WEST PALM BEACH, FL — The teleservices industry might be providing much-needed customer service to the Internet economy, but consumers still consider outbound telemarketing to be the same old-economy annoyance.

That was the message H. Robert Wientzen, president/CEO of the Direct Marketing Association, gave to the 16th annual DMA Telephone Marketing Conference yesterday.

The DMA recently commissioned a study in which 52 percent of consumers said telemarketing calls were “always intrusive” and “never offered opportunities,” he said. Only 10 percent of the survey's respondents had favorable things to say about telemarketing.

During a recent 35-day period, the DMA received 3,789 complaints about telemarketing, representing almost 22 percent of the total number of calls the association received.

Wientzen noted that the DMA's do-not-call list, the Telephone Preference Service, contains 3.1 million numbers of consumers who have requested not to receive telemarketing calls, an increase of 1.5 million over 1997 levels.

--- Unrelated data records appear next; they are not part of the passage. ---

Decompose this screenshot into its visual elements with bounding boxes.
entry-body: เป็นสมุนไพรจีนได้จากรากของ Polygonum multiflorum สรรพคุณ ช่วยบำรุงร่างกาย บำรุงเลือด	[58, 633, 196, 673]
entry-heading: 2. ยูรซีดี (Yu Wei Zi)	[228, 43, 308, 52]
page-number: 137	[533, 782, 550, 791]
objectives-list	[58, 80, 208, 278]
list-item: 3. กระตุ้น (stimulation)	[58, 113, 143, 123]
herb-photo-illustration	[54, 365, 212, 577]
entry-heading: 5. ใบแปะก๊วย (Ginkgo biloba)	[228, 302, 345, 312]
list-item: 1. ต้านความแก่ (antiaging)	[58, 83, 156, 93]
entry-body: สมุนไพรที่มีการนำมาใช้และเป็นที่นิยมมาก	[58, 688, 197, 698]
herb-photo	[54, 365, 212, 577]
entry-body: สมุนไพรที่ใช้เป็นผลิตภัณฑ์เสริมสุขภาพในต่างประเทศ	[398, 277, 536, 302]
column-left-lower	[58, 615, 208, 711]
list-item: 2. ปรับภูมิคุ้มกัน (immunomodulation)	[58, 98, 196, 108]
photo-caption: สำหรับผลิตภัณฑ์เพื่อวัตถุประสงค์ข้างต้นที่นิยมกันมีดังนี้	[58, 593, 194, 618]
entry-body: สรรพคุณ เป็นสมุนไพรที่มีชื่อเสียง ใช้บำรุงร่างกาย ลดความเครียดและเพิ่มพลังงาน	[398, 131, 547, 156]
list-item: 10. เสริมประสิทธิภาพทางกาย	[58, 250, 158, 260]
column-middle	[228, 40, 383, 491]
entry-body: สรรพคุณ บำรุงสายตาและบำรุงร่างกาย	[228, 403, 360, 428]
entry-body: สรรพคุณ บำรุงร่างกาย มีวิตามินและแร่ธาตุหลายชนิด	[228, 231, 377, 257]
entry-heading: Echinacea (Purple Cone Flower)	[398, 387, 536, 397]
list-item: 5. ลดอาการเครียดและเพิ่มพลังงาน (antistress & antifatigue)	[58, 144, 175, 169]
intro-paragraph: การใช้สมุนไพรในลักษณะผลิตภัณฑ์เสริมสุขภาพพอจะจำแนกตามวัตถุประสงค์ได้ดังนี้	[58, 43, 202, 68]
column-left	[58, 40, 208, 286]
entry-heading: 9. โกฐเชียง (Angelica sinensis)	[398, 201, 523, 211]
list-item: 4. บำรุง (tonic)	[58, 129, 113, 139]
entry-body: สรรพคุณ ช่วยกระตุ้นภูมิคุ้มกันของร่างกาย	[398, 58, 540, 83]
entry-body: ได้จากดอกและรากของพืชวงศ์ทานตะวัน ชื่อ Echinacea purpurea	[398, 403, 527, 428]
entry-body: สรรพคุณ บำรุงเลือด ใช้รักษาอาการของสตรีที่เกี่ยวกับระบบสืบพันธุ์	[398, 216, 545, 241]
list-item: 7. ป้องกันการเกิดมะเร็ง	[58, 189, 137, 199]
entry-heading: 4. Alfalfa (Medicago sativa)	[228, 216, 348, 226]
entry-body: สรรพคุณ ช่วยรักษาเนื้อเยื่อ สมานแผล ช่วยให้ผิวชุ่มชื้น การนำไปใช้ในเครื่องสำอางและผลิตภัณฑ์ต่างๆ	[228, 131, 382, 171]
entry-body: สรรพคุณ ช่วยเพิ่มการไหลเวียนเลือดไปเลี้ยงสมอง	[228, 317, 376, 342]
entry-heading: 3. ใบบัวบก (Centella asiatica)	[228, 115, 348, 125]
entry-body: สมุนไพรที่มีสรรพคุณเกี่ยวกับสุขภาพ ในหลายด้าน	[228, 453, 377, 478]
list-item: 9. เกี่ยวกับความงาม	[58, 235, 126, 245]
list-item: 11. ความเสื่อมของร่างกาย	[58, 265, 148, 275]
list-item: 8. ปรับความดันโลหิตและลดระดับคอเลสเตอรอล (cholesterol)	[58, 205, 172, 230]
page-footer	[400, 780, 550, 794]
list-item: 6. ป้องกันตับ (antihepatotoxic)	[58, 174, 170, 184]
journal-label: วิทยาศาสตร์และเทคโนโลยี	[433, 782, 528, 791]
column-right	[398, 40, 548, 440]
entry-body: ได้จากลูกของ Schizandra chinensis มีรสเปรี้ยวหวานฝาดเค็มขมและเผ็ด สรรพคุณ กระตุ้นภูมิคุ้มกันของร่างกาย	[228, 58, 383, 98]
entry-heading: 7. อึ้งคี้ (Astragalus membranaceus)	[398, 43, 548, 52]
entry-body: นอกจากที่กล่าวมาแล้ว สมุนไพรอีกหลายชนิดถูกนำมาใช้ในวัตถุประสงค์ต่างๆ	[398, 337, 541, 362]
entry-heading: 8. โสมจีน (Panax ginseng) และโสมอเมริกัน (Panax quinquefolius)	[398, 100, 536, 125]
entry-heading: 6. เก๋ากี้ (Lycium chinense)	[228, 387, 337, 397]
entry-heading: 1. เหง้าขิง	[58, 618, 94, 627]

DMA members are required to eliminate those numbers from their calling lists.

Telemarketing is also closely related to the growing consumer concern about privacy.

“People are very curious — and they're increasingly irritated — about how we got their phone number, as well as other information we seem to have at our fingertips,” he said.

An attendee, an executive with a large direct marketing company who asked not to be identified, predicted that the increasing consumer and legislative backlash against telemarketing will soon begin to erode the outbound calling industry.

“What we are doing at [our company] is moving toward a situation where we are pulling consumers in, rather than pushing out to them,” he said. “We're going to be doing more and more things to get consumers to call us or come to our Web site, rather than us calling them.”

He also said the high level of calling done by some companies, particularly bank card issuers, to their customer base is harming the industry. He said companies that call their own customers repeatedly are shrinking the overall customer base for other telemarketers, because those customers are being driven to register on DNC lists, or are simply becoming less conducive to other offers.

However, despite the increasing outcry against telemarketing, the industry continues to grow. Wientzen said outbound telemarketing sales are expected to hit $585 billion this year, up about 8 percent over last year's sales of nearly $540 billion. Sales are projected to surpass $800 billion in four years, he said.

Patti Winkelman, a marketing manager at Aegon Financial Services Group Inc., was at the event to see how other companies are incorporating call center functions inhouse, and to see what technologies are available for doing so.

Although the insurance marketer, which specializes in health and life insurance, uses outsourced call center services for its outbound calling, she said the company was seeking to develop more inhouse call center capabilities as it prepares to offer more insurance services through the Internet.

“We're trying to get into the Internet now, and that's why I'm here,” she said. “I'm looking to see what technologies are out there, and to find out what other people are doing with [interactive voice response] and other technology.”

Winkelman said Aegon envisions making its insurance Web site a “one-stop shop” where new customers can obtain insurance and existing customers can access their policies and obtain additional services.